Raw data allows virtual digital library (VDL) users to formulate questions that may not have been considered before. But this quantity of data poses huge processing challenges requiring digital libraries to have enormous resources, resources that are not readily available for many institutions.
The virtual digital library
But not, perhaps, for too much longer. Diligent sought to create a test bed to prove the viability of VDL infrastructure on grid-enabled technology. It would behave a little like a wiki, a Hawaiian word that means quick. Like Wikipedia – the world’s most famous wiki – a VDL on grids could allow the creation of vast online data repositories from distributed computing sources.
But unlike wikis, Diligent created a system that combines digital libraries with grid computing to provide storage, content retrieval and access services and, most impressively, shared data processing capabilities.
Grids link many computers together to provide a framework for shared processing and storage capabilities. So a grid can take a big, processing-intense problem, like weather prediction, and split the problem between a handful, dozens or even thousands of computers. Each only handles a tiny bit or the problem, but combined they provide a huge amount of raw power.
The power of grids is well established, and all that raw data crunching gives physicists and molecular biologists goose bumps. It is the power behind the SETI@home project, which uses volunteers’ computers to analyse cosmic signals in the search for extraterrestrial life.
But grids have never been used for virtual digital libraries, a library that exists only by the combination of data across cyberspace. It is an exciting new use of the technology. But it is not a trivial problem.
“It was very, very difficult,” reveals Castelli. “There was a lot of new technology to learn [and] many of the tools we needed were only being defined as we worked on the project.”
A better mousetrap
It is like inventing a better mousetrap, but the tools to do the job are only being developed as you hop impatiently from foot-to-foot, waiting for them. Then the tools get changed and you need to go back and reinvent your mousetrap.
But the hard work paid off. Diligent created an infrastructure – a system called g-Cube – and two VDLs to validate how it all works; one among the ‘Earth Observation’ community, the other in the Cultural Heritage community. It was a resounding success, and now these research communities have VDLs on grids serving their own needs. These are very impressive results and strain the definition of test bed as Diligent literally pushed the available technology to the limit and still came up with a working infrastructure.
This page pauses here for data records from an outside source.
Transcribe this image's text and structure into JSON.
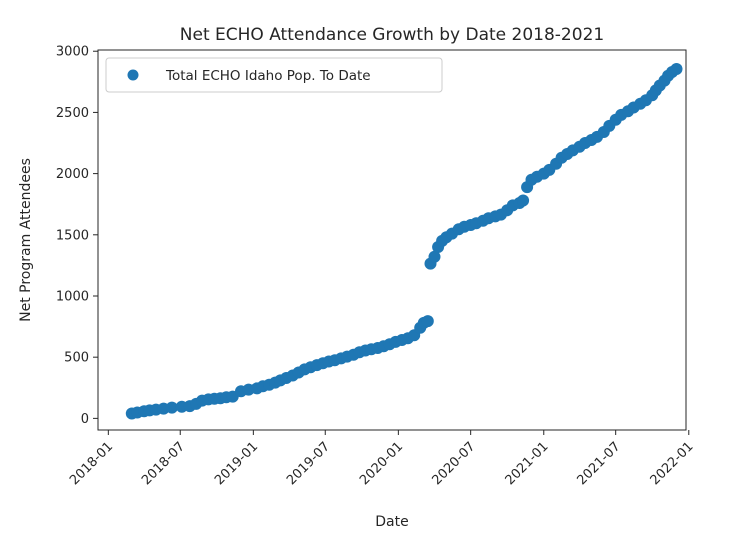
{
  "chart_data": {
    "type": "scatter",
    "title": "Net ECHO Attendance Growth by Date 2018-2021",
    "xlabel": "Date",
    "ylabel": "Net Program Attendees",
    "xlim": [
      "2017-12-06",
      "2021-12-25"
    ],
    "ylim": [
      -95,
      3010
    ],
    "x_ticks": [
      "2018-01",
      "2018-07",
      "2019-01",
      "2019-07",
      "2020-01",
      "2020-07",
      "2021-01",
      "2021-07",
      "2022-01"
    ],
    "y_ticks": [
      0,
      500,
      1000,
      1500,
      2000,
      2500,
      3000
    ],
    "grid": false,
    "legend": "top-left",
    "series": [
      {
        "name": "Total ECHO Idaho Pop. To Date",
        "color": "#1f77b4",
        "points": [
          [
            "2018-03-01",
            40
          ],
          [
            "2018-03-15",
            48
          ],
          [
            "2018-04-01",
            58
          ],
          [
            "2018-04-15",
            65
          ],
          [
            "2018-05-01",
            72
          ],
          [
            "2018-05-20",
            80
          ],
          [
            "2018-06-10",
            88
          ],
          [
            "2018-07-05",
            95
          ],
          [
            "2018-07-25",
            100
          ],
          [
            "2018-08-10",
            118
          ],
          [
            "2018-08-25",
            145
          ],
          [
            "2018-09-10",
            155
          ],
          [
            "2018-09-25",
            160
          ],
          [
            "2018-10-10",
            165
          ],
          [
            "2018-10-25",
            172
          ],
          [
            "2018-11-10",
            178
          ],
          [
            "2018-12-01",
            222
          ],
          [
            "2018-12-20",
            235
          ],
          [
            "2019-01-10",
            245
          ],
          [
            "2019-01-25",
            262
          ],
          [
            "2019-02-10",
            275
          ],
          [
            "2019-02-25",
            292
          ],
          [
            "2019-03-10",
            310
          ],
          [
            "2019-03-25",
            330
          ],
          [
            "2019-04-10",
            350
          ],
          [
            "2019-04-25",
            375
          ],
          [
            "2019-05-10",
            400
          ],
          [
            "2019-05-25",
            418
          ],
          [
            "2019-06-10",
            435
          ],
          [
            "2019-06-25",
            450
          ],
          [
            "2019-07-10",
            465
          ],
          [
            "2019-07-25",
            475
          ],
          [
            "2019-08-10",
            490
          ],
          [
            "2019-08-25",
            505
          ],
          [
            "2019-09-10",
            520
          ],
          [
            "2019-09-25",
            540
          ],
          [
            "2019-10-10",
            555
          ],
          [
            "2019-10-25",
            565
          ],
          [
            "2019-11-10",
            575
          ],
          [
            "2019-11-25",
            590
          ],
          [
            "2019-12-10",
            605
          ],
          [
            "2019-12-25",
            625
          ],
          [
            "2020-01-10",
            640
          ],
          [
            "2020-01-25",
            655
          ],
          [
            "2020-02-10",
            680
          ],
          [
            "2020-02-25",
            740
          ],
          [
            "2020-03-05",
            780
          ],
          [
            "2020-03-15",
            795
          ],
          [
            "2020-03-22",
            1265
          ],
          [
            "2020-04-01",
            1320
          ],
          [
            "2020-04-10",
            1400
          ],
          [
            "2020-04-20",
            1450
          ],
          [
            "2020-05-01",
            1480
          ],
          [
            "2020-05-15",
            1510
          ],
          [
            "2020-06-01",
            1545
          ],
          [
            "2020-06-15",
            1565
          ],
          [
            "2020-07-01",
            1580
          ],
          [
            "2020-07-15",
            1595
          ],
          [
            "2020-08-01",
            1615
          ],
          [
            "2020-08-15",
            1635
          ],
          [
            "2020-09-01",
            1650
          ],
          [
            "2020-09-15",
            1665
          ],
          [
            "2020-10-01",
            1700
          ],
          [
            "2020-10-15",
            1740
          ],
          [
            "2020-11-01",
            1760
          ],
          [
            "2020-11-10",
            1780
          ],
          [
            "2020-11-20",
            1890
          ],
          [
            "2020-12-01",
            1950
          ],
          [
            "2020-12-15",
            1975
          ],
          [
            "2021-01-01",
            2000
          ],
          [
            "2021-01-15",
            2030
          ],
          [
            "2021-02-01",
            2080
          ],
          [
            "2021-02-15",
            2130
          ],
          [
            "2021-03-01",
            2160
          ],
          [
            "2021-03-15",
            2190
          ],
          [
            "2021-04-01",
            2220
          ],
          [
            "2021-04-15",
            2250
          ],
          [
            "2021-05-01",
            2275
          ],
          [
            "2021-05-15",
            2300
          ],
          [
            "2021-06-01",
            2340
          ],
          [
            "2021-06-15",
            2390
          ],
          [
            "2021-07-01",
            2440
          ],
          [
            "2021-07-15",
            2480
          ],
          [
            "2021-08-01",
            2510
          ],
          [
            "2021-08-15",
            2540
          ],
          [
            "2021-09-01",
            2570
          ],
          [
            "2021-09-15",
            2600
          ],
          [
            "2021-10-01",
            2640
          ],
          [
            "2021-10-10",
            2680
          ],
          [
            "2021-10-20",
            2720
          ],
          [
            "2021-11-01",
            2760
          ],
          [
            "2021-11-10",
            2800
          ],
          [
            "2021-11-20",
            2830
          ],
          [
            "2021-12-01",
            2855
          ]
        ]
      }
    ]
  }
}
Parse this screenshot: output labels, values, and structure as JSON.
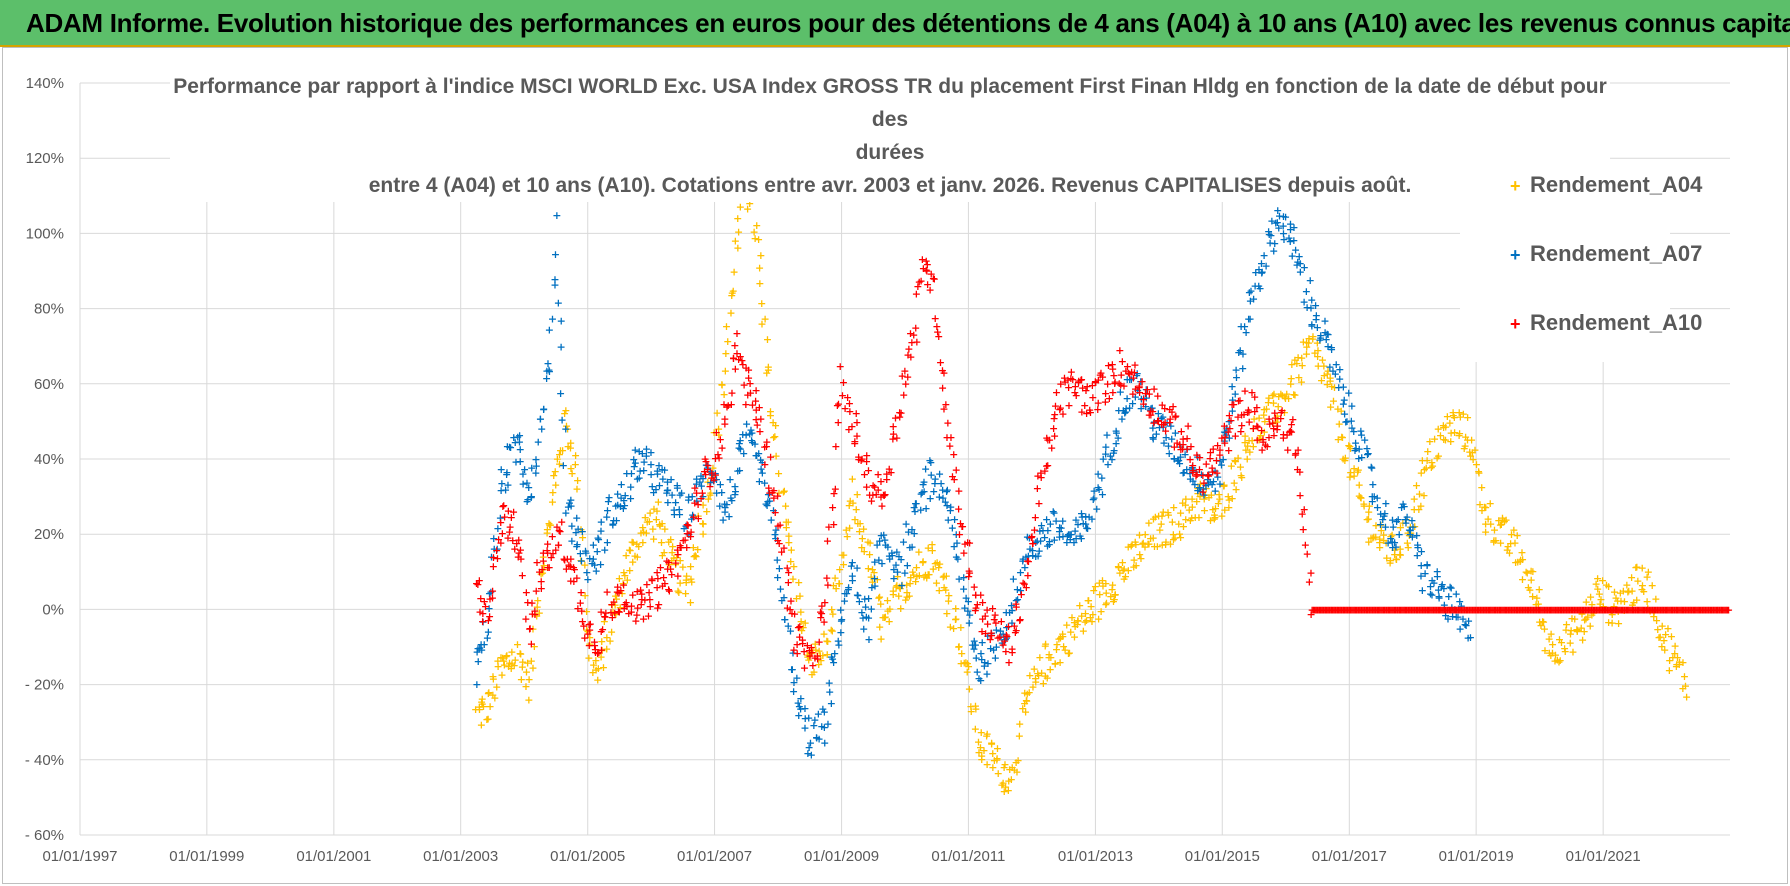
{
  "header": {
    "title": "ADAM Informe. Evolution historique des performances en euros pour des détentions de 4 ans (A04) à 10 ans (A10) avec les revenus connus capitalisés"
  },
  "chart_data": {
    "type": "scatter",
    "title_lines": [
      "Performance par rapport à l'indice MSCI WORLD Exc. USA Index GROSS TR  du placement First Finan Hldg  en fonction de la date de début pour des",
      "durées",
      "entre 4 (A04) et 10 ans (A10).  Cotations entre avr. 2003 et janv. 2026. Revenus CAPITALISES depuis août."
    ],
    "x_tick_labels": [
      "01/01/1997",
      "01/01/1999",
      "01/01/2001",
      "01/01/2003",
      "01/01/2005",
      "01/01/2007",
      "01/01/2009",
      "01/01/2011",
      "01/01/2013",
      "01/01/2015",
      "01/01/2017",
      "01/01/2019",
      "01/01/2021"
    ],
    "y_tick_labels": [
      "140%",
      "120%",
      "100%",
      "80%",
      "60%",
      "40%",
      "20%",
      "0%",
      "- 20%",
      "- 40%",
      "- 60%"
    ],
    "x_range": [
      "1997-01-01",
      "2023-01-01"
    ],
    "ylim": [
      -60,
      140
    ],
    "grid": true,
    "legend_position": "top-right",
    "series": [
      {
        "name": "Rendement_A04",
        "color": "#ffc000",
        "points": [
          [
            "2003-04-01",
            -28
          ],
          [
            "2003-06-01",
            -26
          ],
          [
            "2003-09-01",
            -15
          ],
          [
            "2003-12-01",
            -12
          ],
          [
            "2004-02-01",
            -20
          ],
          [
            "2004-04-01",
            10
          ],
          [
            "2004-06-01",
            25
          ],
          [
            "2004-08-01",
            45
          ],
          [
            "2004-09-01",
            50
          ],
          [
            "2004-11-01",
            35
          ],
          [
            "2005-01-01",
            -8
          ],
          [
            "2005-03-01",
            -18
          ],
          [
            "2005-05-01",
            -5
          ],
          [
            "2005-08-01",
            10
          ],
          [
            "2005-11-01",
            20
          ],
          [
            "2006-02-01",
            25
          ],
          [
            "2006-05-01",
            12
          ],
          [
            "2006-08-01",
            5
          ],
          [
            "2006-10-01",
            20
          ],
          [
            "2007-01-01",
            40
          ],
          [
            "2007-03-01",
            65
          ],
          [
            "2007-05-01",
            95
          ],
          [
            "2007-07-01",
            115
          ],
          [
            "2007-09-01",
            100
          ],
          [
            "2007-11-01",
            65
          ],
          [
            "2008-01-01",
            40
          ],
          [
            "2008-04-01",
            10
          ],
          [
            "2008-07-01",
            -15
          ],
          [
            "2008-10-01",
            -10
          ],
          [
            "2009-01-01",
            10
          ],
          [
            "2009-03-01",
            30
          ],
          [
            "2009-06-01",
            15
          ],
          [
            "2009-09-01",
            -5
          ],
          [
            "2009-12-01",
            5
          ],
          [
            "2010-03-01",
            10
          ],
          [
            "2010-06-01",
            15
          ],
          [
            "2010-09-01",
            5
          ],
          [
            "2010-12-01",
            -10
          ],
          [
            "2011-03-01",
            -35
          ],
          [
            "2011-06-01",
            -40
          ],
          [
            "2011-09-01",
            -45
          ],
          [
            "2011-12-01",
            -25
          ],
          [
            "2012-03-01",
            -15
          ],
          [
            "2012-06-01",
            -10
          ],
          [
            "2012-09-01",
            -5
          ],
          [
            "2012-12-01",
            0
          ],
          [
            "2013-03-01",
            5
          ],
          [
            "2013-06-01",
            10
          ],
          [
            "2013-09-01",
            15
          ],
          [
            "2013-12-01",
            20
          ],
          [
            "2014-03-01",
            22
          ],
          [
            "2014-06-01",
            25
          ],
          [
            "2014-09-01",
            30
          ],
          [
            "2014-12-01",
            25
          ],
          [
            "2015-03-01",
            35
          ],
          [
            "2015-06-01",
            45
          ],
          [
            "2015-09-01",
            50
          ],
          [
            "2015-12-01",
            55
          ],
          [
            "2016-03-01",
            62
          ],
          [
            "2016-06-01",
            70
          ],
          [
            "2016-09-01",
            60
          ],
          [
            "2016-12-01",
            45
          ],
          [
            "2017-03-01",
            30
          ],
          [
            "2017-06-01",
            20
          ],
          [
            "2017-09-01",
            15
          ],
          [
            "2017-12-01",
            20
          ],
          [
            "2018-03-01",
            35
          ],
          [
            "2018-06-01",
            45
          ],
          [
            "2018-09-01",
            50
          ],
          [
            "2018-12-01",
            45
          ],
          [
            "2019-03-01",
            25
          ],
          [
            "2019-06-01",
            20
          ],
          [
            "2019-09-01",
            15
          ],
          [
            "2019-12-01",
            5
          ],
          [
            "2020-03-01",
            -10
          ],
          [
            "2020-06-01",
            -8
          ],
          [
            "2020-09-01",
            -5
          ],
          [
            "2020-12-01",
            5
          ],
          [
            "2021-03-01",
            0
          ],
          [
            "2021-06-01",
            5
          ],
          [
            "2021-09-01",
            8
          ],
          [
            "2021-12-01",
            -5
          ],
          [
            "2022-03-01",
            -15
          ],
          [
            "2022-05-01",
            -20
          ]
        ]
      },
      {
        "name": "Rendement_A07",
        "color": "#0070c0",
        "points": [
          [
            "2003-04-01",
            -15
          ],
          [
            "2003-06-01",
            -5
          ],
          [
            "2003-09-01",
            35
          ],
          [
            "2003-12-01",
            45
          ],
          [
            "2004-02-01",
            30
          ],
          [
            "2004-04-01",
            50
          ],
          [
            "2004-06-01",
            70
          ],
          [
            "2004-07-01",
            100
          ],
          [
            "2004-09-01",
            30
          ],
          [
            "2004-11-01",
            20
          ],
          [
            "2005-01-01",
            12
          ],
          [
            "2005-03-01",
            15
          ],
          [
            "2005-05-01",
            25
          ],
          [
            "2005-08-01",
            30
          ],
          [
            "2005-11-01",
            40
          ],
          [
            "2006-02-01",
            35
          ],
          [
            "2006-05-01",
            30
          ],
          [
            "2006-08-01",
            25
          ],
          [
            "2006-11-01",
            35
          ],
          [
            "2007-01-01",
            38
          ],
          [
            "2007-03-01",
            25
          ],
          [
            "2007-05-01",
            35
          ],
          [
            "2007-07-01",
            45
          ],
          [
            "2007-09-01",
            40
          ],
          [
            "2007-11-01",
            30
          ],
          [
            "2008-01-01",
            15
          ],
          [
            "2008-04-01",
            -20
          ],
          [
            "2008-07-01",
            -35
          ],
          [
            "2008-10-01",
            -30
          ],
          [
            "2009-01-01",
            0
          ],
          [
            "2009-03-01",
            10
          ],
          [
            "2009-06-01",
            -5
          ],
          [
            "2009-09-01",
            20
          ],
          [
            "2009-12-01",
            10
          ],
          [
            "2010-03-01",
            25
          ],
          [
            "2010-06-01",
            35
          ],
          [
            "2010-09-01",
            30
          ],
          [
            "2010-12-01",
            5
          ],
          [
            "2011-03-01",
            -15
          ],
          [
            "2011-06-01",
            -10
          ],
          [
            "2011-09-01",
            0
          ],
          [
            "2011-12-01",
            15
          ],
          [
            "2012-03-01",
            20
          ],
          [
            "2012-06-01",
            22
          ],
          [
            "2012-09-01",
            18
          ],
          [
            "2012-12-01",
            25
          ],
          [
            "2013-03-01",
            40
          ],
          [
            "2013-06-01",
            55
          ],
          [
            "2013-09-01",
            60
          ],
          [
            "2013-12-01",
            50
          ],
          [
            "2014-03-01",
            45
          ],
          [
            "2014-06-01",
            40
          ],
          [
            "2014-09-01",
            35
          ],
          [
            "2014-12-01",
            35
          ],
          [
            "2015-03-01",
            55
          ],
          [
            "2015-06-01",
            80
          ],
          [
            "2015-09-01",
            95
          ],
          [
            "2015-12-01",
            105
          ],
          [
            "2016-03-01",
            95
          ],
          [
            "2016-06-01",
            80
          ],
          [
            "2016-09-01",
            70
          ],
          [
            "2016-12-01",
            55
          ],
          [
            "2017-03-01",
            45
          ],
          [
            "2017-06-01",
            30
          ],
          [
            "2017-09-01",
            20
          ],
          [
            "2017-12-01",
            25
          ],
          [
            "2018-03-01",
            10
          ],
          [
            "2018-06-01",
            5
          ],
          [
            "2018-09-01",
            0
          ],
          [
            "2018-12-01",
            -8
          ]
        ]
      },
      {
        "name": "Rendement_A10",
        "color": "#ff0000",
        "points": [
          [
            "2003-04-01",
            5
          ],
          [
            "2003-06-01",
            0
          ],
          [
            "2003-09-01",
            25
          ],
          [
            "2003-12-01",
            20
          ],
          [
            "2004-02-01",
            -5
          ],
          [
            "2004-04-01",
            10
          ],
          [
            "2004-06-01",
            15
          ],
          [
            "2004-08-01",
            20
          ],
          [
            "2004-10-01",
            10
          ],
          [
            "2005-01-01",
            -5
          ],
          [
            "2005-03-01",
            -8
          ],
          [
            "2005-05-01",
            0
          ],
          [
            "2005-08-01",
            5
          ],
          [
            "2005-11-01",
            0
          ],
          [
            "2006-02-01",
            5
          ],
          [
            "2006-05-01",
            10
          ],
          [
            "2006-08-01",
            20
          ],
          [
            "2006-11-01",
            35
          ],
          [
            "2007-01-01",
            40
          ],
          [
            "2007-03-01",
            50
          ],
          [
            "2007-05-01",
            70
          ],
          [
            "2007-07-01",
            60
          ],
          [
            "2007-09-01",
            55
          ],
          [
            "2007-11-01",
            40
          ],
          [
            "2008-01-01",
            25
          ],
          [
            "2008-04-01",
            -5
          ],
          [
            "2008-07-01",
            -15
          ],
          [
            "2008-10-01",
            0
          ],
          [
            "2009-01-01",
            60
          ],
          [
            "2009-03-01",
            50
          ],
          [
            "2009-06-01",
            35
          ],
          [
            "2009-09-01",
            30
          ],
          [
            "2009-12-01",
            55
          ],
          [
            "2010-03-01",
            75
          ],
          [
            "2010-05-01",
            95
          ],
          [
            "2010-07-01",
            80
          ],
          [
            "2010-09-01",
            50
          ],
          [
            "2010-12-01",
            20
          ],
          [
            "2011-03-01",
            0
          ],
          [
            "2011-06-01",
            -5
          ],
          [
            "2011-09-01",
            -10
          ],
          [
            "2011-12-01",
            10
          ],
          [
            "2012-03-01",
            35
          ],
          [
            "2012-06-01",
            55
          ],
          [
            "2012-09-01",
            60
          ],
          [
            "2012-12-01",
            55
          ],
          [
            "2013-03-01",
            60
          ],
          [
            "2013-06-01",
            65
          ],
          [
            "2013-09-01",
            60
          ],
          [
            "2013-12-01",
            55
          ],
          [
            "2014-03-01",
            50
          ],
          [
            "2014-06-01",
            45
          ],
          [
            "2014-09-01",
            35
          ],
          [
            "2014-12-01",
            40
          ],
          [
            "2015-03-01",
            50
          ],
          [
            "2015-06-01",
            55
          ],
          [
            "2015-09-01",
            45
          ],
          [
            "2015-12-01",
            50
          ],
          [
            "2016-03-01",
            45
          ],
          [
            "2016-06-01",
            0
          ],
          [
            "2017-01-01",
            0
          ],
          [
            "2018-01-01",
            0
          ],
          [
            "2019-01-01",
            0
          ],
          [
            "2020-01-01",
            0
          ],
          [
            "2021-01-01",
            0
          ],
          [
            "2022-01-01",
            0
          ],
          [
            "2022-12-31",
            0
          ]
        ]
      }
    ]
  }
}
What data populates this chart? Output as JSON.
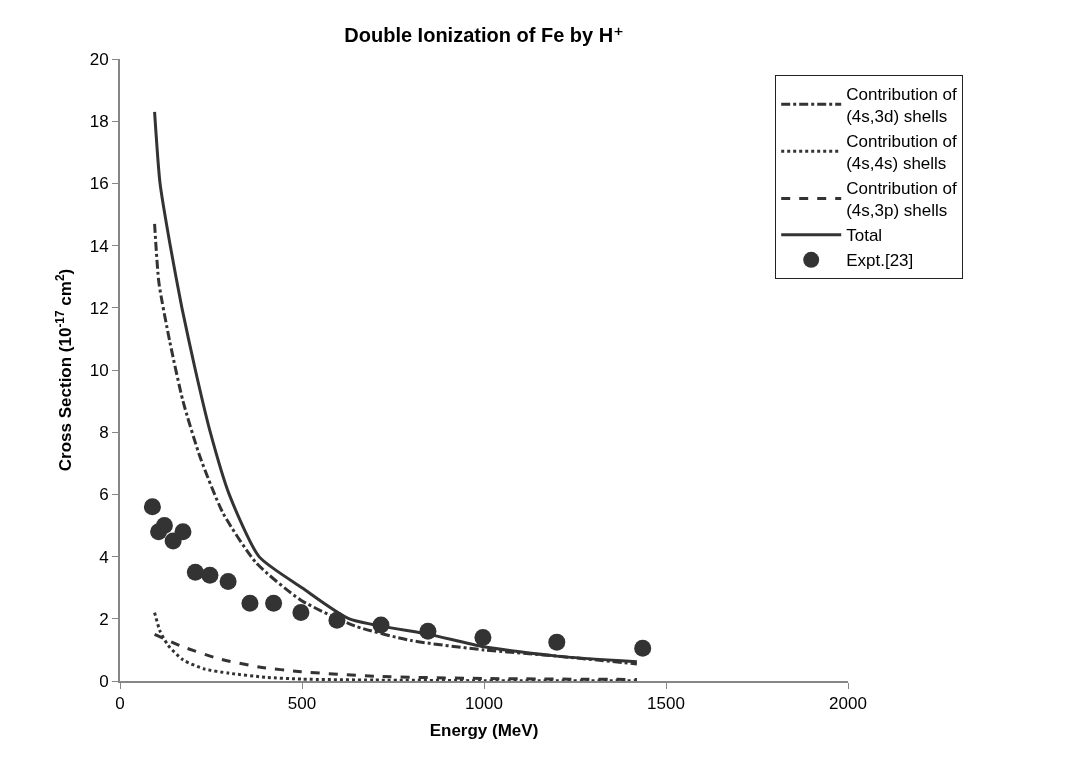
{
  "chart_data": {
    "type": "line",
    "title": "Double Ionization of Fe by H⁺",
    "xlabel": "Energy (MeV)",
    "ylabel": "Cross Section (10$^{-17}$ cm$^{2}$)",
    "xlim": [
      0,
      2000
    ],
    "xticks": [
      0,
      500,
      1000,
      1500,
      2000
    ],
    "ylim": [
      0,
      20
    ],
    "yticks": [
      0,
      2,
      4,
      6,
      8,
      10,
      12,
      14,
      16,
      18,
      20
    ],
    "grid": false,
    "legend": "top right",
    "series": [
      {
        "name": "Contribution of (4s,3d) shells",
        "color": "#333333",
        "line_style": "dashdot",
        "x": [
          95,
          107,
          137,
          173,
          220,
          283,
          374,
          497,
          645,
          800,
          1000,
          1200,
          1420
        ],
        "values": [
          14.7,
          12.8,
          10.9,
          9.0,
          7.2,
          5.4,
          3.8,
          2.6,
          1.77,
          1.3,
          1.0,
          0.8,
          0.55
        ]
      },
      {
        "name": "Contribution of (4s,4s) shells",
        "color": "#333333",
        "line_style": "dotted",
        "x": [
          95,
          110,
          132,
          173,
          231,
          300,
          400,
          500,
          700,
          1000,
          1420
        ],
        "values": [
          2.2,
          1.6,
          1.15,
          0.68,
          0.39,
          0.25,
          0.12,
          0.06,
          0.03,
          0.01,
          0.01
        ]
      },
      {
        "name": "Contribution of (4s,3p) shells",
        "color": "#333333",
        "line_style": "dashed",
        "x": [
          95,
          173,
          270,
          382,
          497,
          700,
          1000,
          1420
        ],
        "values": [
          1.5,
          1.1,
          0.72,
          0.45,
          0.3,
          0.15,
          0.08,
          0.05
        ]
      },
      {
        "name": "Total",
        "color": "#333333",
        "line_style": "solid",
        "x": [
          95,
          110,
          138,
          170,
          207,
          248,
          300,
          382,
          500,
          630,
          850,
          1000,
          1200,
          1420
        ],
        "values": [
          18.3,
          16,
          14,
          12,
          10,
          8,
          6,
          4,
          3.0,
          2.0,
          1.5,
          1.1,
          0.8,
          0.62
        ]
      },
      {
        "name": "Expt.[23]",
        "type": "scatter",
        "marker": "circle",
        "color": "#333333",
        "x": [
          89,
          106,
          122,
          146,
          173,
          207,
          247,
          297,
          357,
          422,
          497,
          596,
          717,
          846,
          997,
          1200,
          1436
        ],
        "values": [
          5.6,
          4.8,
          5.0,
          4.5,
          4.8,
          3.5,
          3.4,
          3.2,
          2.5,
          2.5,
          2.2,
          1.95,
          1.8,
          1.6,
          1.4,
          1.25,
          1.05
        ]
      }
    ]
  }
}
They even developed advanced interface tools to set up a VDL. “We have a wizard to set up VDLs and it is very easy to use,” notes Castelli.
Nonetheless, work remains to be done. “The system needs to be optimised to improve its quality of service. We need to develop a production infrastructure and deal with issues like real infrastructure policies. We’ve started a new project called D4Science, and we’ll be working with the Earth Observation and the Fishery and Aquaculture Resource Management Research communities”, says Castelli.
Diligent has many fine achievements and prompted the interests of a wide range of groups that could usefully share resources. But the real power of the project is the enormous opportunities for fruitful collaboration that their tools will enable in the future.
Scientists, engineers, policy-makers, NGOs and other experts or stakeholders will be able to come together on an ad hoc basis to brainstorm and share relevant data around specific problems, such as disaster relief, fuel efficiency, or even apparently routine tasks like organising a conference.
Diderot, the patron of vast collaborations around a great, hugely ambitious goal, would be proud.